In 2013, astronomers noticed that J1023’s behavior abruptly changed again: The pulsar’s sweeping beam vanished and the star began showing erratic changes in brightness, seeming to have two modes of emission. When the pulsar shines brightly in what astronomers came to call its high mode, it emits X-rays, ultraviolet, and visible light. When the pulsar dims to its low mode, it instead releases more radio waves. PSR J1023+0038 usually stays in either mode for no longer than several minutes and then changes between the two in seconds.
The X-rays emitted during the high mode suggested that J1023 had regained an accretion disk. But how the pulsar switched between the two modes puzzled astrophysicists — until now.
What’s in a pulsar?
Scientists sought to decipher PSR J1023+0038’s mercurial behavior with a coordinated observing campaign using 12 telescopes, both in space and on Earth. These observations spanned the electromagnetic spectrum, from X-rays to radio waves. Over two nights in June 2021, they captured over 280 switches between its high and low modes. The team then used models of the pulsar and its accretion disk to reverse engineer their observations. This modelling showed that the changes in brightness were coming from the innermost portion of the accretion disk.

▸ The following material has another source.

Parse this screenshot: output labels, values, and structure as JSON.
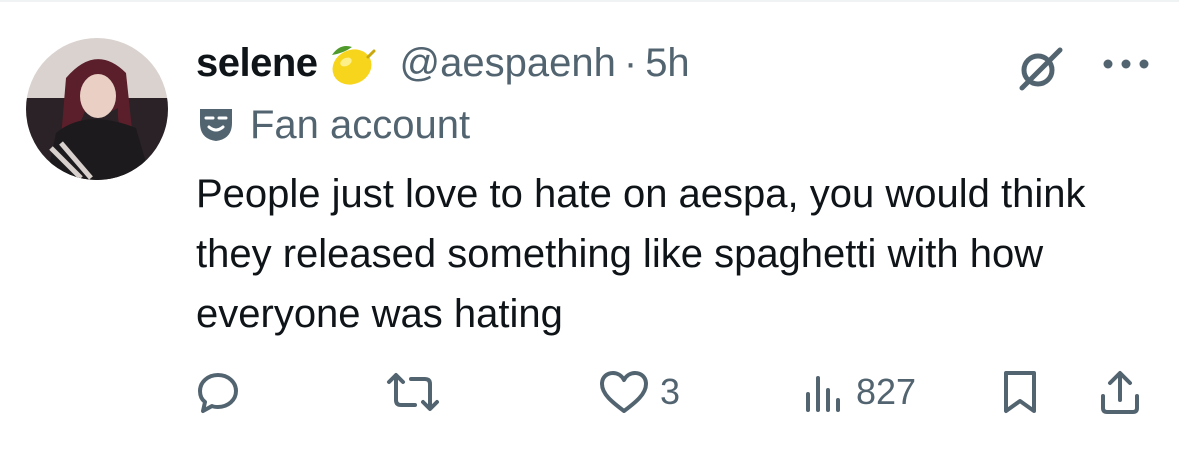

Another piece of the puzzle came from a flare observed at radio wavelengths by the Atacama Large Millimeter/submillimeter Array in Chile, one of the 12 facilities involved. This burst of emission came right as the object switched from its high to low mode.
This led the team to conclude that when the pulsar dims, it expels the hottest material around it in a jet perpendicular to the disk. Within minutes, accreting matter is once again heated by the wind coming from the pulsar, generating bright X-rays. This is the pulsar’s bright mode; it switches back to its dim mode after the jet ejects this hot matter from the inner region.

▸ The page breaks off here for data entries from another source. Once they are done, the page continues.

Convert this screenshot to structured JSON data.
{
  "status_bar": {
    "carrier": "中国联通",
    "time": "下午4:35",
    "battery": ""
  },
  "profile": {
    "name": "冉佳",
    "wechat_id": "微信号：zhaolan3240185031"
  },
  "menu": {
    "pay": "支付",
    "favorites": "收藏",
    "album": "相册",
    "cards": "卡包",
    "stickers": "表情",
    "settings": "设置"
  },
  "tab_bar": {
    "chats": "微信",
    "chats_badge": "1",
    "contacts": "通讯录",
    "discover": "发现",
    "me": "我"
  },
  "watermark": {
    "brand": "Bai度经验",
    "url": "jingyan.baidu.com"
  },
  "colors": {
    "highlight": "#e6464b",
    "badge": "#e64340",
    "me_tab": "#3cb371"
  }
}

Researchers hope to learn more about J1023 with the European Southern Observatory’s Extremely Large Telescope (ELT). The telescope is under construction in Chile, recently passing the 50-percent completion mark and scheduled to begin scientific observations in 2028. “The ELT will allow us to gain key insights into how the abundance, distribution, dynamics, and energetics of the inflowing matter around the pulsar are affected by the mode switching behavior,” said Sergio Campana, coauthor of the study and research director at the Italian National Institute for Astrophysics’ Brera Observatory in Merate.